Sunday, January 8, 2012

Quebec a la post-2011 and Equipe Autonomiste

Here at Blunt Objects we seek to provide lovely graphics wherever possible, such as now. Here's what I've culminated so far for Quebec's rapidly changing political environment  (which now includes yet ANOTHER party, which I'll get to in a bit here).

Here's where the parties stand at right now:

You can click on the map to the right to see how crazy the CAQ wave sweeps over almost every part of the province - 10 times the current seats they have (if you include the ADQ rump).

The major area the caquistes and Francois Legault have trouble in is Montreal, the ADQ's 2007 problem area as well. They manage to win one seat on the island - Bourget, due to a funny vote split and just barely - though they are in contention to take several of the Laval ridings, as the ADQ was also during their wave in '07. The Liberals really do have a lock on both the allophone and anglophone vote in Montreal, which makes it a nearly impenetrable fortress for a somewhat-sovereigntist right-wing party like the CAQ.

However, it seems Legault is actively trying to solve that problem, shown by the attempted recruitment of former Notre-Dame-de-Grace--Lachine MP Marlene Jennings.

The CAQ claims nearly all of the north and south shore ridings around Montreal; Montégérie and Estrie; and of course, the Beauce and a good chunk of the Québec CMA. This easily cobbles together a coalition of voters that, frankly, resembles the Bloc's pattern federally before their crash.

The PQ, meanwhile, are being nicely minced down to nothingness except really the East Island. However, they face competition from Quebec Solidaire there. Really, at these levels the PQ would be lucky to win any seats at all. For the pequistes to be viable, they need to be above at least 25%, and the closer to 30% the better.
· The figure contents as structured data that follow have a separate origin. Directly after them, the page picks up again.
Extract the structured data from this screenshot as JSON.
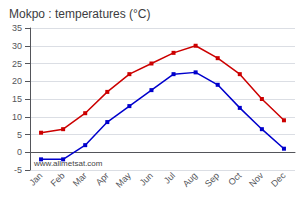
{
  "chart_data": {
    "type": "line",
    "title": "Mokpo : temperatures (°C)",
    "categories": [
      "Jan",
      "Feb",
      "Mar",
      "Apr",
      "May",
      "Jun",
      "Jul",
      "Aug",
      "Sep",
      "Oct",
      "Nov",
      "Dec"
    ],
    "series": [
      {
        "color": "#cc0000",
        "values": [
          5.5,
          6.5,
          11,
          17,
          22,
          25,
          28,
          30,
          26.5,
          22,
          15,
          9
        ]
      },
      {
        "color": "#0000cc",
        "values": [
          -2,
          -2,
          2,
          8.5,
          13,
          17.5,
          22,
          22.5,
          19,
          12.5,
          6.5,
          1
        ]
      }
    ],
    "ylim": [
      -5,
      35
    ],
    "yticks": [
      -5,
      0,
      5,
      10,
      15,
      20,
      25,
      30,
      35
    ],
    "grid": true,
    "marker": "square",
    "annotation": "www.allmetsat.com"
  }
}
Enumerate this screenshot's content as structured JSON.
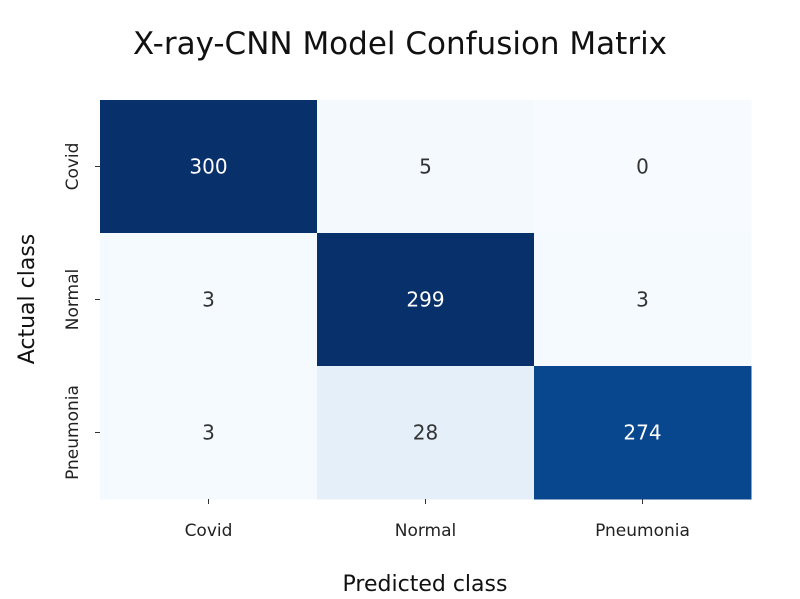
{
  "chart_data": {
    "type": "heatmap",
    "title": "X-ray-CNN Model Confusion Matrix",
    "xlabel": "Predicted class",
    "ylabel": "Actual class",
    "x_categories": [
      "Covid",
      "Normal",
      "Pneumonia"
    ],
    "y_categories": [
      "Covid",
      "Normal",
      "Pneumonia"
    ],
    "values": [
      [
        300,
        5,
        0
      ],
      [
        3,
        299,
        3
      ],
      [
        3,
        28,
        274
      ]
    ],
    "colormap": "Blues",
    "value_range": [
      0,
      300
    ],
    "colorbar": false,
    "grid": false
  }
}
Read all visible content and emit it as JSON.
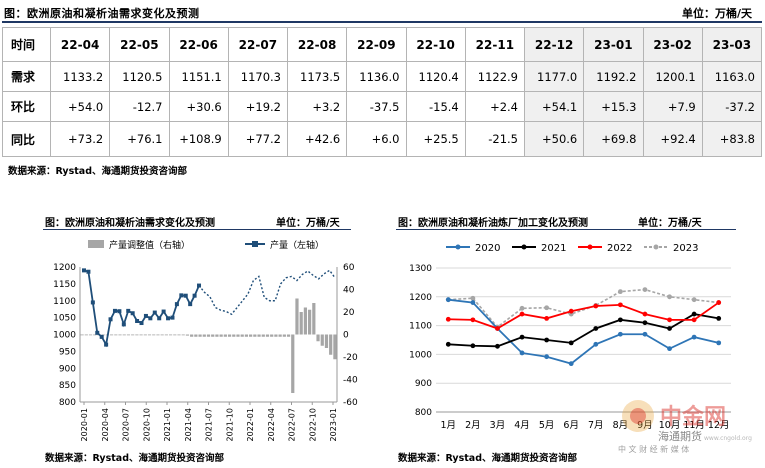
{
  "header": {
    "title": "图：欧洲原油和凝析油需求变化及预测",
    "unit": "单位：万桶/天"
  },
  "table": {
    "corner": "时间",
    "columns": [
      "22-04",
      "22-05",
      "22-06",
      "22-07",
      "22-08",
      "22-09",
      "22-10",
      "22-11",
      "22-12",
      "23-01",
      "23-02",
      "23-03"
    ],
    "rows": [
      {
        "label": "需求",
        "values": [
          "1133.2",
          "1120.5",
          "1151.1",
          "1170.3",
          "1173.5",
          "1136.0",
          "1120.4",
          "1122.9",
          "1177.0",
          "1192.2",
          "1200.1",
          "1163.0"
        ]
      },
      {
        "label": "环比",
        "values": [
          "+54.0",
          "-12.7",
          "+30.6",
          "+19.2",
          "+3.2",
          "-37.5",
          "-15.4",
          "+2.4",
          "+54.1",
          "+15.3",
          "+7.9",
          "-37.2"
        ]
      },
      {
        "label": "同比",
        "values": [
          "+73.2",
          "+76.1",
          "+108.9",
          "+77.2",
          "+42.6",
          "+6.0",
          "+25.5",
          "-21.5",
          "+50.6",
          "+69.8",
          "+92.4",
          "+83.8"
        ]
      }
    ]
  },
  "source_top": "数据来源：Rystad、海通期货投资咨询部",
  "left_chart": {
    "title": "图：欧洲原油和凝析油需求变化及预测",
    "unit": "单位：万桶/天",
    "source": "数据来源：Rystad、海通期货投资咨询部"
  },
  "right_chart": {
    "title": "图：欧洲原油和凝析油炼厂加工变化及预测",
    "unit": "单位：万桶/天",
    "source": "数据来源：Rystad、海通期货投资咨询部"
  },
  "watermark": {
    "name": "中金网",
    "sub": "海通期货",
    "tagline": "中 文 财 经 新 媒 体",
    "url": "www.cngold.org",
    "colors": {
      "red": "#d9241c",
      "gold": "#e8a33a"
    }
  },
  "chart_data": [
    {
      "type": "bar+line",
      "title": "",
      "legend": [
        "产量调整值（右轴）",
        "产量（左轴）"
      ],
      "legend_position": "top",
      "x_tick_labels": [
        "2020-01",
        "2020-04",
        "2020-07",
        "2020-10",
        "2021-01",
        "2021-04",
        "2021-07",
        "2021-10",
        "2022-01",
        "2022-04",
        "2022-07",
        "2022-10",
        "2023-01"
      ],
      "left_axis": {
        "ylim": [
          800,
          1200
        ],
        "ticks": [
          800,
          850,
          900,
          950,
          1000,
          1050,
          1100,
          1150,
          1200
        ]
      },
      "right_axis": {
        "ylim": [
          -60,
          60
        ],
        "ticks": [
          -60,
          -40,
          -20,
          0,
          20,
          40,
          60
        ]
      },
      "series": [
        {
          "name": "产量（左轴）",
          "axis": "left",
          "color": "#1f4e79",
          "style": "solid-marker",
          "values": [
            1190,
            1186,
            1095,
            1005,
            993,
            970,
            1045,
            1070,
            1069,
            1030,
            1070,
            1063,
            1040,
            1034,
            1055,
            1048,
            1065,
            1048,
            1068,
            1048,
            1050,
            1090,
            1116,
            1115,
            1090,
            1115,
            1145
          ]
        },
        {
          "name": "产量（左轴）-预测",
          "axis": "left",
          "color": "#1f4e79",
          "style": "dotted",
          "values": [
            1145,
            1125,
            1112,
            1080,
            1072,
            1068,
            1060,
            1080,
            1100,
            1120,
            1160,
            1172,
            1110,
            1100,
            1100,
            1150,
            1168,
            1172,
            1160,
            1178,
            1188,
            1175,
            1165,
            1180,
            1190,
            1168
          ]
        },
        {
          "name": "产量调整值（右轴）",
          "axis": "right",
          "color": "#a6a6a6",
          "values": [
            0,
            0,
            0,
            0,
            0,
            0,
            0,
            0,
            0,
            0,
            0,
            0,
            0,
            0,
            0,
            0,
            0,
            0,
            0,
            0,
            0,
            0,
            0,
            0,
            0,
            -1,
            -2,
            -2,
            -2,
            -2,
            -2,
            -2,
            -2,
            -2,
            -2,
            -2,
            -2,
            -2,
            -2,
            -2,
            -2,
            -2,
            -2,
            -2,
            -2,
            -2,
            -2,
            -2,
            -2,
            -2,
            -52,
            32,
            20,
            24,
            22,
            28,
            -6,
            -10,
            -12,
            -18,
            -22
          ]
        }
      ]
    },
    {
      "type": "line",
      "title": "",
      "legend": [
        "2020",
        "2021",
        "2022",
        "2023"
      ],
      "legend_position": "top",
      "categories": [
        "1月",
        "2月",
        "3月",
        "4月",
        "5月",
        "6月",
        "7月",
        "8月",
        "9月",
        "10月",
        "11月",
        "12月"
      ],
      "ylim": [
        800,
        1300
      ],
      "y_ticks": [
        800,
        900,
        1000,
        1100,
        1200,
        1300
      ],
      "series": [
        {
          "name": "2020",
          "color": "#2e75b6",
          "values": [
            1190,
            1180,
            1090,
            1005,
            992,
            968,
            1035,
            1070,
            1070,
            1020,
            1060,
            1040
          ]
        },
        {
          "name": "2021",
          "color": "#000000",
          "values": [
            1035,
            1030,
            1028,
            1060,
            1050,
            1040,
            1090,
            1120,
            1110,
            1090,
            1140,
            1125
          ]
        },
        {
          "name": "2022",
          "color": "#ff0000",
          "values": [
            1122,
            1120,
            1090,
            1140,
            1125,
            1150,
            1168,
            1172,
            1140,
            1120,
            1120,
            1180
          ]
        },
        {
          "name": "2023",
          "color": "#a6a6a6",
          "style": "dotted",
          "values": [
            1190,
            1195,
            1095,
            1160,
            1162,
            1140,
            1170,
            1218,
            1225,
            1200,
            1190,
            1180
          ]
        }
      ]
    }
  ]
}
In my opinion, I may give the Liberals a bit too much credit - unfortunately, the bounce between CROP's high-20's and Leger's low-20's for the PLQ kind of throws muck into the system a bit, so they retain a bit more support than they really should (though 29% is still horrible). However, even at just 25% of the vote, they retain 25 seats. I think its safe to say that the Liberals are still slated as the, erm, "main opposition" to a Francois Legault government. Ironic considering their current majority situation, no?

Anyways, on to slightly more interesting news - another new party! Wow, that's what, the third, not counting the dozens of minor parties still floating about?

This time it's a party calling itself "Equipe Autonomiste," and is apparently started by a disgruntled adequiste EDA president, who doesn't like Legault's coalition. Fair enough, really. I actually expected this to happen, or at least for this tiny rump to move to the Liberals. It won't gain any traction, and it won't gum up the works too much, though could play an important spoiler vote if it received enough support (1-3%, just the same as Option Nationale would). It's fun to watch the breakdown of these electoral coalitions though, no?